Ce rapport s’appuie sur un travail d’enquête de deux ans mené par une équipe de travailleurs sociaux exerçant en prévention spécialisée pour l’association Apsis-Emergence(1). Il entend répondre à un phénomène grandissant auquel sont confrontés les éducateurs de rue qui ont de plus en plus de mal à rencontrer en face-à-face les jeunes des quartiers dont ils sont censés s’occuper. Cette difficulté est liée à l’extension de la pratique des réseaux sociaux numériques par ces publics.
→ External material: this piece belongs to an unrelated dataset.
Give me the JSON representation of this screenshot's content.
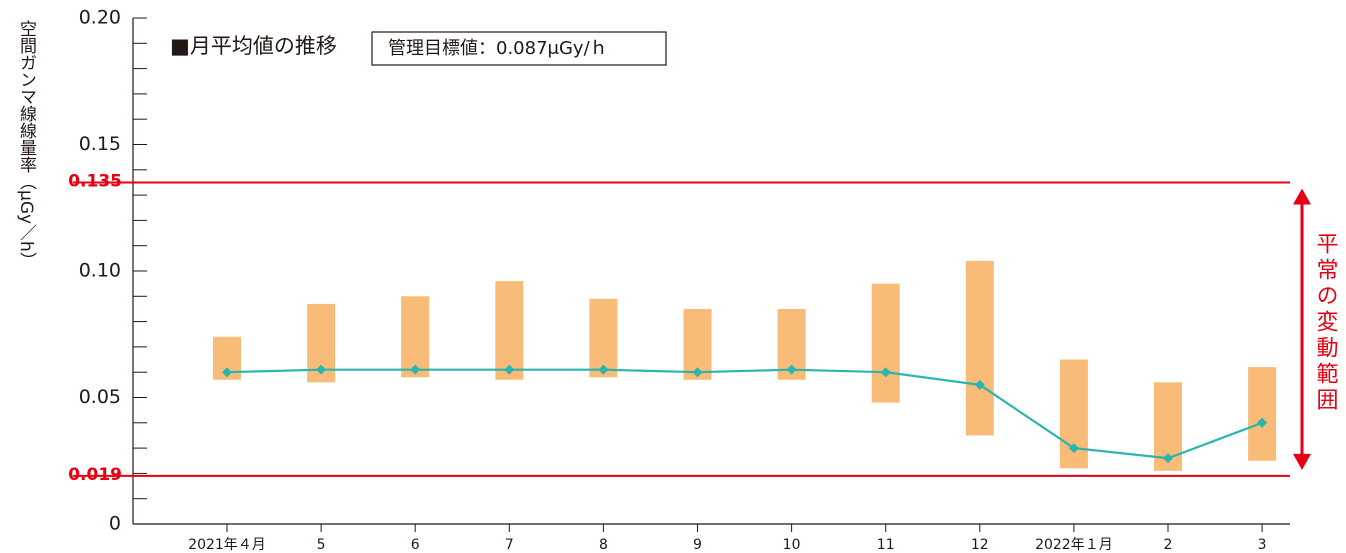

L’idée de l’équipe était donc de voir si un travail de rue numérique pouvait être mis en place alors que, jusqu’à présent, ce n’est pas vraiment un outil de travail pour aller vers les jeunes. Une collecte de données a été entreprise au niveau du département de la Moselle comprenant un questionnaire diffusé auprès de 300 jeunes sur ce qu’ils éprouvent en contexte numérique et 15 situations préoccupantes emblématiques en lien direct avec les réseaux sociaux.
On constate une forme de jeux du fait des jeunes, une ambivalence du style : « Je te mets dans le circuit, mais je te filtre quand ça me plaît. » Face à cela, les travailleurs sociaux sont un peu désemparés. Ils se demandent jusqu’où ils peuvent aller s’ils vont sur le réseau de quelqu’un sans être intrusif, par exemple, quel protocole de travail suivre… Tout cela est très nouveau. On a recueilli aussi des informations sur le mode de socialisation des jeunes, la manière de gérer le retour d’expériences des éducateurs… L’ensemble des éléments débouche sur une modélisation que l’on a appelée « guide de prudence » plutôt que « guide de bonnes pratiques » car on ne croit pas trop à cette idée. Il nous semble plus important de savoir ce que l’on ne va pas faire, d’assumer ses zones d’impuissance, que de dire ce qu’il faut faire. Le but des travailleurs sociaux est de pouvoir rencontrer physiquement les jeunes. Le réseau numérique peut être un moyen, une étape, mais pas une fin en soi. Un des problèmes pour eux est de gérer ce temps intermédiaire. Doivent-ils croire tout ce que les adolescents donnent à voir ? Qu’est-ce qu’ils ne savent pas de ce qu’ils font par ailleurs ? Il leur faut décoder et c’est difficile car les jeunes ont une très grande habileté face aux réseaux numériques. La première prudence est de pratiquer la réflexivité en faisant reposer sur le collectif l’essentiel de la charge mentale face à ces situations nouvelles.
Le but est effectivement qu’ils puissent dire quelque chose qui soit dans le bon timing, les alerter sur ce qui est grave, les mettre en garde contre tous les contenus qui circulent… Il leur faut produire des effets de réel sans entrer dans l’opposition sommaire, qui aboutirait à ce que les jeunes les envoient promener. Les travailleurs sociaux doivent construire un discours sur ce dont ils ont été témoins et ne pas sembler donner leur aval. Au départ, une partie de l’équipe ne voulait pas entrer dans l’accompagnement numérique, préférant continuer à travailler à l’ancienne. Mais au bout du compte, ces réticences se sont estompées et les professionnels étaient moins démunis à la fin. Les réponses sont hybrides en ce sens qu’elles s’agrègent à des compétences existantes des savoirs et des savoir-faire issus d’expériences de terrain et discutés en collectif. Cette recherche va être diffusée auprès des travailleurs sociaux de l’éducation spécialisée mais peut servir aussi à d’autres sur les potentialités de l’outil numérique et sur ses limites. Le rapport s’intitule « Vers la rue numérique », mais la rue reste là quand même. Il faut rencontrer les gens.
(1) Rapport établi avec le soutien de deux autres associations : Moissons nouvelles et La Passerelle.